I assume that by xml-safe you mean escaping of XML special tags. If you have an XML column you wish to include in another XML document then you have two options:
- project the column as
[*]
: select ..., xmlcolumn as [*], ... from ... for xml path...
this will embed the XML content of the column in the result XMl. Eg. if the column has the value <element>value</element>
then the result will be like <root><row><element>value</element></row></root>
.
- project the column as the column name:
select ..., xmlcolumn, ... from ... for xml path...
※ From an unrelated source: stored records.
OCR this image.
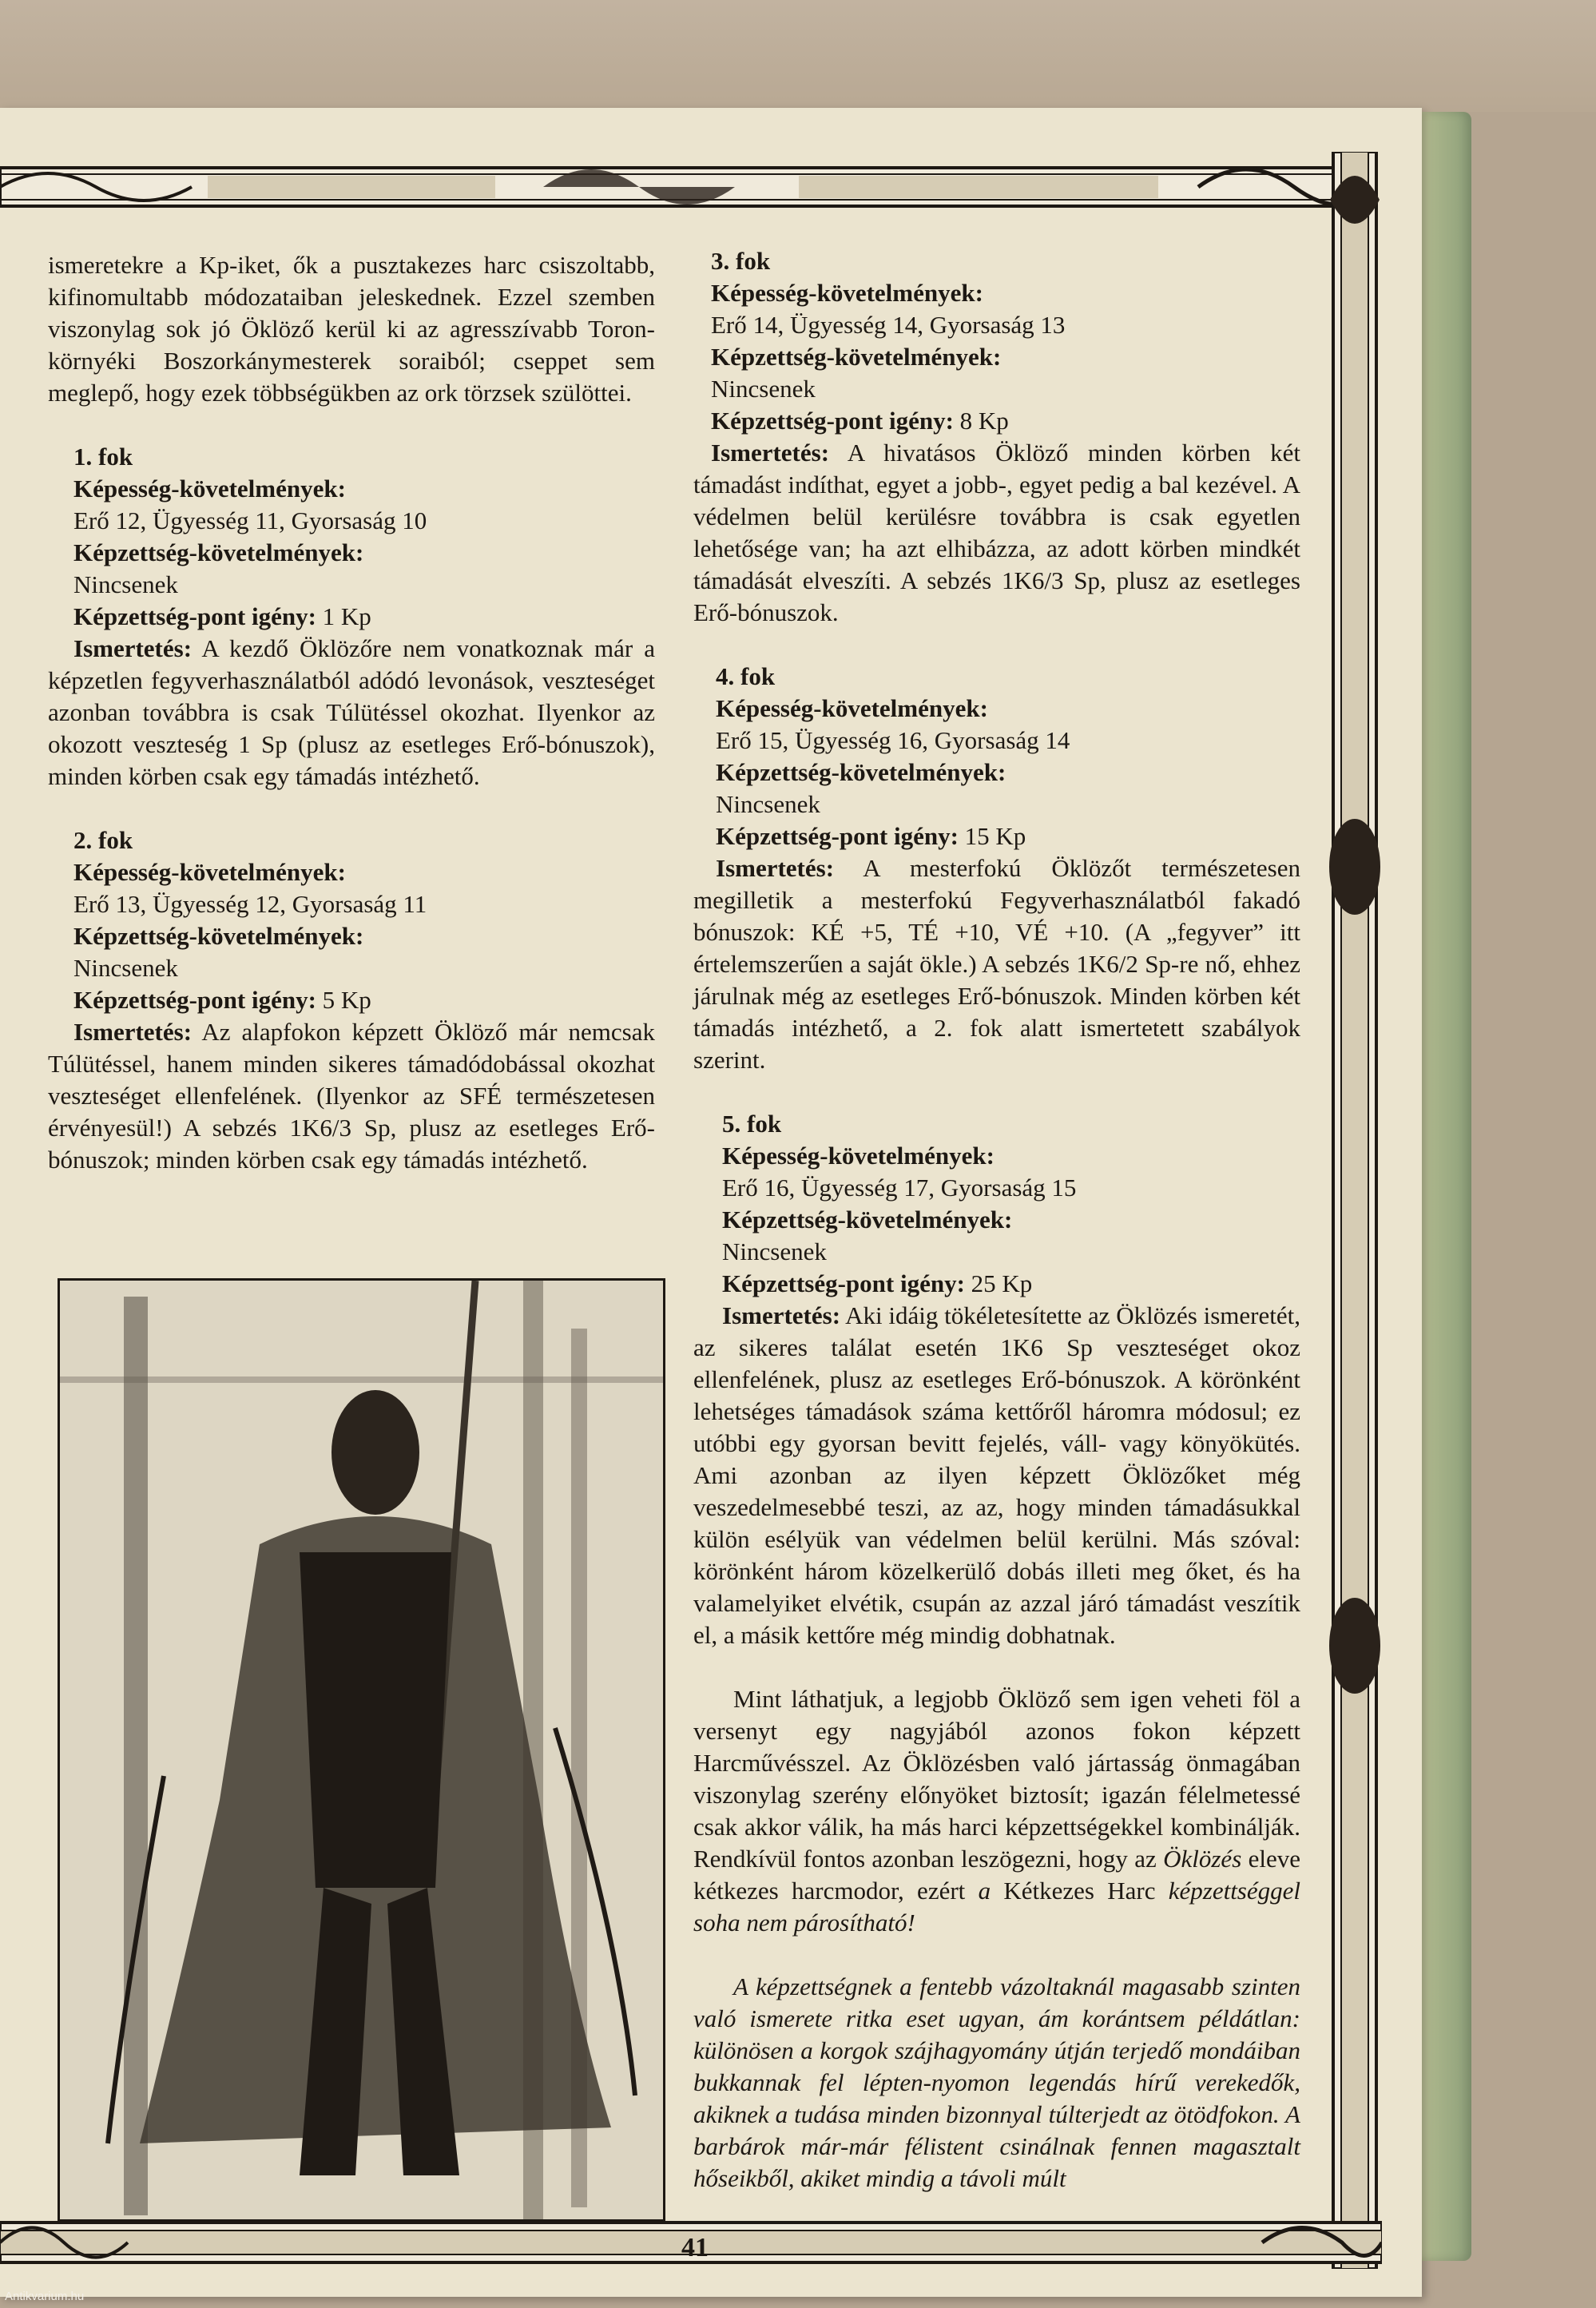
ismeretekre a Kp-iket, ők a pusztakezes harc csiszoltabb, kifinomultabb módozataiban jeleskednek. Ezzel szemben viszonylag sok jó Öklöző kerül ki az agresszívabb Toron-környéki Boszorkánymesterek soraiból; cseppet sem meglepő, hogy ezek többségükben az ork törzsek szülöttei.

1. fok
Képesség-követelmények:
Erő 12, Ügyesség 11, Gyorsaság 10
Képzettség-követelmények:
Nincsenek
Képzettség-pont igény: 1 Kp

Ismertetés: A kezdő Öklözőre nem vonatkoznak már a képzetlen fegyverhasználatból adódó levonások, veszteséget azonban továbbra is csak Túlütéssel okozhat. Ilyenkor az okozott veszteség 1 Sp (plusz az esetleges Erő-bónuszok), minden körben csak egy támadás intézhető.

2. fok
Képesség-követelmények:
Erő 13, Ügyesség 12, Gyorsaság 11
Képzettség-követelmények:
Nincsenek
Képzettség-pont igény: 5 Kp

Ismertetés: Az alapfokon képzett Öklöző már nemcsak Túlütéssel, hanem minden sikeres támadódobással okozhat veszteséget ellenfelének. (Ilyenkor az SFÉ természetesen érvényesül!) A sebzés 1K6/3 Sp, plusz az esetleges Erő-bónuszok; minden körben csak egy támadás intézhető.

3. fok
Képesség-követelmények:
Erő 14, Ügyesség 14, Gyorsaság 13
Képzettség-követelmények:
Nincsenek
Képzettség-pont igény: 8 Kp

Ismertetés: A hivatásos Öklöző minden körben két támadást indíthat, egyet a jobb-, egyet pedig a bal kezével. A védelmen belül kerülésre továbbra is csak egyetlen lehetősége van; ha azt elhibázza, az adott körben mindkét támadását elveszíti. A sebzés 1K6/3 Sp, plusz az esetleges Erő-bónuszok.

4. fok
Képesség-követelmények:
Erő 15, Ügyesség 16, Gyorsaság 14
Képzettség-követelmények:
Nincsenek
Képzettség-pont igény: 15 Kp

Ismertetés: A mesterfokú Öklözőt természetesen megilletik a mesterfokú Fegyverhasználatból fakadó bónuszok: KÉ +5, TÉ +10, VÉ +10. (A „fegyver” itt értelemszerűen a saját ökle.) A sebzés 1K6/2 Sp-re nő, ehhez járulnak még az esetleges Erő-bónuszok. Minden körben két támadás intézhető, a 2. fok alatt ismertetett szabályok szerint.

5. fok
Képesség-követelmények:
Erő 16, Ügyesség 17, Gyorsaság 15
Képzettség-követelmények:
Nincsenek
Képzettség-pont igény: 25 Kp

Ismertetés: Aki idáig tökéletesítette az Öklözés ismeretét, az sikeres találat esetén 1K6 Sp veszteséget okoz ellenfelének, plusz az esetleges Erő-bónuszok. A körönként lehetséges támadások száma kettőről háromra módosul; ez utóbbi egy gyorsan bevitt fejelés, váll- vagy könyökütés. Ami azonban az ilyen képzett Öklözőket még veszedelmesebbé teszi, az az, hogy minden támadásukkal külön esélyük van védelmen belül kerülni. Más szóval: körönként három közelkerülő dobás illeti meg őket, és ha valamelyiket elvétik, csupán az azzal járó támadást veszítik el, a másik kettőre még mindig dobhatnak.

Mint láthatjuk, a legjobb Öklöző sem igen veheti föl a versenyt egy nagyjából azonos fokon képzett Harcművésszel. Az Öklözésben való jártasság önmagában viszonylag szerény előnyöket biztosít; igazán félelmetessé csak akkor válik, ha más harci képzettségekkel kombinálják. Rendkívül fontos azonban leszögezni, hogy az Öklözés eleve kétkezes harcmodor, ezért a Kétkezes Harc képzettséggel soha nem párosítható!

A képzettségnek a fentebb vázoltaknál magasabb szinten való ismerete ritka eset ugyan, ám korántsem példátlan: különösen a korgok szájhagyomány útján terjedő mondáiban bukkannak fel lépten-nyomon legendás hírű verekedők, akiknek a tudása minden bizonnyal túlterjedt az ötödfokon. A barbárok már-már félistent csinálnak fennen magasztalt hőseikből, akiket mindig a távoli múlt

41
Antikvarium.hu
this will insert the content of the column as a value (ie. it will escape it). Eg. the same value as above will produce <root><row><xmlcolumn><element><value</element>
.
If your question is about something else, then you're going to have to rephrase it in a proper manner and use terms correctly. Don't invent new terms no one understands but you.
Update:
If you are inserting XML values into the column, then you don't have to do anything at all. The client libraries know how to handle the proper escaping. As long as you write your code correctly. Remeber, XML is NOT a string and should never, ever be treated as one. If you write XML in your client, use an appropriate XML library (XmlWriter, XML DOM, Linq to XML etc). when passing in the XML into SQL Server, use the appropiate type: SqlXml. Stored procedures should use the appropiate parameter type: XML. When you read it, use the appropriate method to read XML: GetSqlXml(). Same goes for declaring the type in one of the miriad designers (LINQ to SQL , EF etc). Ultimately, there is never any need to escape XML characters manually. If you find yourself doing that, you're using the wrong API and you have to go back to the drawing board.
A good start reading is XML Support in Microsoft SQL Server 2005.
And finally, to manipulate XML as you describe (update XML column of table A with XML column of table B), you use XML methods, specifically modify (... insert...), and you bind the table B column inside the XQuery using sql:column
:
update A
set somecolumn.modify('insert {sql:column("B.othercolumn")} before somenode')
from A join B on ...;
In you comment you threat XML as a string and, as I already said, you should never ever do that: strings and XML are as water and oil.